Deze motie is voorgesteld door het lid Beertema. Naar mij blijkt, wordt de indiening ervan voldoende ondersteund. 

Zij krijgt nr. 73 (33495). 

De heer Van Meenen (D66):

Ik heb de heer Beertema al laten weten dat ik het patroon herken. Er is inderdaad een roedel bestuurders — zo heb ik ze eerder genoemd — die om onverklaarbare redenen overal opduikt. Er zijn overigens ook veel goede bestuurders. Ik vraag hem om het toch iets algemener te maken. Hij heeft het wel over anonimiseren, maar dat is zo natuurlijk niet mogelijk. Als we het tot deze casus beperken, is het echt niet anoniem; dat is gewoon onmogelijk. Ik vraag hem daarom te overwegen om het breder te maken en te verzoeken om een meer algemeen onderzoek naar de wijze waarop benoemingen plaatsvinden. 

De voorzitter:

Dan kunt u de motie steunen? Dat is wat u bedoelt? 

De heer Van Meenen (D66):

Dan kan ik de motie steunen. Nu kan ik dat niet. 

De heer Beertema (PVV):

Ik begrijp de afweging, maar het is natuurlijk allang voluit bekend hoe benoemingen plaatsvinden. Die lijken heel transparant, ook omdat de medezeggenschapsraden waar de heer Van Meenen altijd voor pleit, er ook bij betrokken zijn. Maar dat is natuurlijk niet zo, want van tevoren worden er al selecties gemaakt van de mensen die wel of niet worden uitgenodigd. Er vindt een heel schimmig spel plaats, voordat er sprake is van een formele procedure. Op die manier werken die dingen. Men regelt dat in de wandelgangen en in de kasteeltjes waar de dames en heren elkaar voortdurend ontmoeten op allerlei dure cursussen die ze voor elkaar verzinnen. 

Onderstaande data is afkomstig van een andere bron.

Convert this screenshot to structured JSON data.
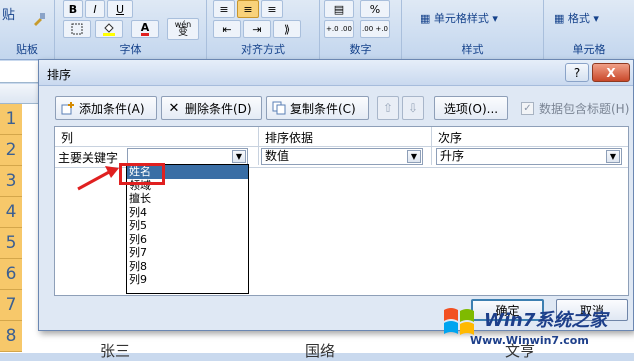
{
  "ribbon": {
    "groups": [
      "贴板",
      "字体",
      "对齐方式",
      "数字",
      "样式",
      "单元格"
    ],
    "paste_label": "贴",
    "format_brush_icon": "brush-icon",
    "font_buttons": [
      "B",
      "I",
      "U"
    ],
    "font_color_label": "A",
    "phonetic_label": "wén",
    "phonetic_sub": "变",
    "cell_style_label": "单元格样式",
    "format_label": "格式",
    "number_percent": "%",
    "number_decimals_1": "+.0 .00",
    "number_decimals_2": ".00 +.0"
  },
  "sheet": {
    "row_numbers": [
      "1",
      "2",
      "3",
      "4",
      "5",
      "6",
      "7",
      "8"
    ],
    "bottom_texts": [
      "张三",
      "国络",
      "文亨"
    ]
  },
  "dialog": {
    "title": "排序",
    "help_label": "?",
    "close_label": "X",
    "toolbar": {
      "add_label": "添加条件(A)",
      "delete_label": "删除条件(D)",
      "copy_label": "复制条件(C)",
      "up_arrow": "⇧",
      "down_arrow": "⇩",
      "options_label": "选项(O)...",
      "header_checkbox_label": "数据包含标题(H)",
      "header_checked": true
    },
    "grid": {
      "col_header": "列",
      "sort_on_header": "排序依据",
      "order_header": "次序",
      "primary_key_label": "主要关键字",
      "primary_key_value": "",
      "sort_on_value": "数值",
      "order_value": "升序"
    },
    "dropdown_items": [
      "姓名",
      "领域",
      "擅长",
      "列4",
      "列5",
      "列6",
      "列7",
      "列8",
      "列9"
    ],
    "selected_index": 0,
    "ok_label": "确定",
    "cancel_label": "取消"
  },
  "watermark": {
    "brand": "Win7系统之家",
    "url": "Www.Winwin7.com"
  },
  "colors": {
    "accent_red": "#e02020",
    "selection_blue": "#3a6ea5",
    "row_header_orange": "#f7c86a"
  }
}
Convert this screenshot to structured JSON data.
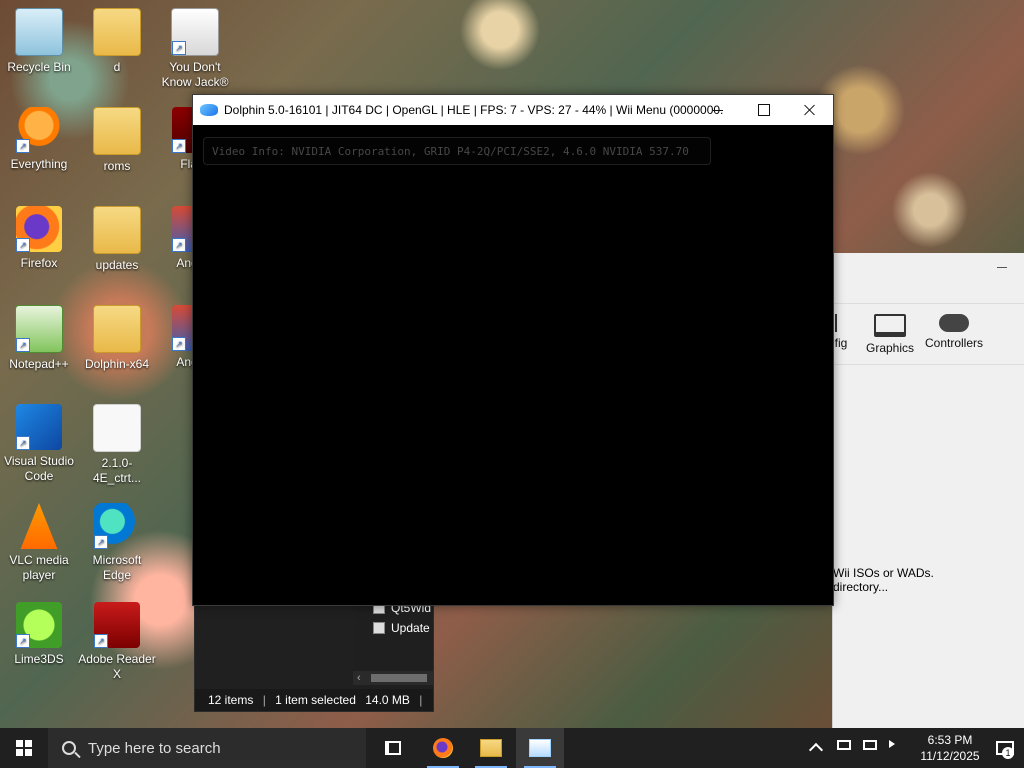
{
  "desktop": {
    "icons": [
      {
        "label": "Recycle Bin"
      },
      {
        "label": "d"
      },
      {
        "label": "You Don't Know Jack®"
      },
      {
        "label": "Everything"
      },
      {
        "label": "roms"
      },
      {
        "label": "Flash"
      },
      {
        "label": "Firefox"
      },
      {
        "label": "updates"
      },
      {
        "label": "Angr R"
      },
      {
        "label": "Notepad++"
      },
      {
        "label": "Dolphin-x64"
      },
      {
        "label": "Angr R"
      },
      {
        "label": "Visual Studio Code"
      },
      {
        "label": "2.1.0-4E_ctrt..."
      },
      {
        "label": "VLC media player"
      },
      {
        "label": "Microsoft Edge"
      },
      {
        "label": "Lime3DS"
      },
      {
        "label": "Adobe Reader X"
      }
    ]
  },
  "dolphin_main": {
    "toolbar": {
      "config_label": "fig",
      "graphics_label": "Graphics",
      "controllers_label": "Controllers"
    },
    "grid_message": "Wii ISOs or WADs.\ndirectory..."
  },
  "explorer": {
    "files": [
      {
        "name": "Qt5Wid"
      },
      {
        "name": "Update"
      }
    ],
    "status": {
      "items": "12 items",
      "selected": "1 item selected",
      "size": "14.0 MB"
    }
  },
  "game_window": {
    "title": "Dolphin 5.0-16101 | JIT64 DC | OpenGL | HLE | FPS: 7 - VPS: 27 - 44% | Wii Menu (0000000...",
    "video_info": "Video Info: NVIDIA Corporation, GRID P4-2Q/PCI/SSE2, 4.6.0 NVIDIA 537.70"
  },
  "taskbar": {
    "search_placeholder": "Type here to search",
    "time": "6:53 PM",
    "date": "11/12/2025",
    "notification_count": "1"
  }
}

Het heeft niet zo heel veel zin om een breed onderzoek in te stellen, want over het algemeen is het transparant genoeg. Het gaat mij er juist om dat deze casus van een middelgroot roc zulk mooi studiemateriaal is. We kunnen dat onderzoek anonimiseren. Voor de insiders is dan misschien duidelijk om wie het gaat, maar dan moet er maar een beetje naming-and-shaming plaatsvinden. Ik heb daar geen bezwaar tegen. 

De voorzitter:

U hebt gisteravond lang met elkaar over dit onderwerp gesproken. 

De heer Van Meenen (D66):

Maar niet hierover. Dit is een totaal nieuw onderwerp. 

De voorzitter:

Ik heb die vergadering niet voorgezeten en als u dat zegt, geloof ik u. Ik wil u wel vragen om u te beperken. 

De heer Van Meenen (D66):

Nogmaals, we zijn het eens. Ik ben op zoek naar dezelfde patronen als waar u naar op zoek bent. Ik ben ook tegen schimmige procedures waarbij voorselecties plaatsvinden. Laten we dat, hier in de Kamer, een keer blootleggen. De Kamer moet dat doen in plaats van dat u dat alleen maar zegt. 

De voorzitter:

Genoeg, mijnheer Van Meenen. Mijnheer Beertema heeft het woord. 

De heer Beertema (PVV):

Ik wil het toch houden bij deze motie. Mijnheer Van Meenen draagt een interessant idee aan en misschien moet hij daar zelf maar een motie over samenstellen. Ik wil juist deze casus gebruiken om dingen bloot te leggen. 

De heer Rog (CDA):

Voorzitter. Studenten zijn al vijf jaar slachtoffer van het wanbestuur bij ROC Leiden: megalomane vastgoedprojecten, schimmige beleggingen en, het allerergste, slecht onderwijs. De financiële puinhoop is inmiddels dermate groot dat ROC Leiden feitelijk failliet is. Vijf opleidingen moeten verdwijnen, omdat het onderwijs ondermaats is. 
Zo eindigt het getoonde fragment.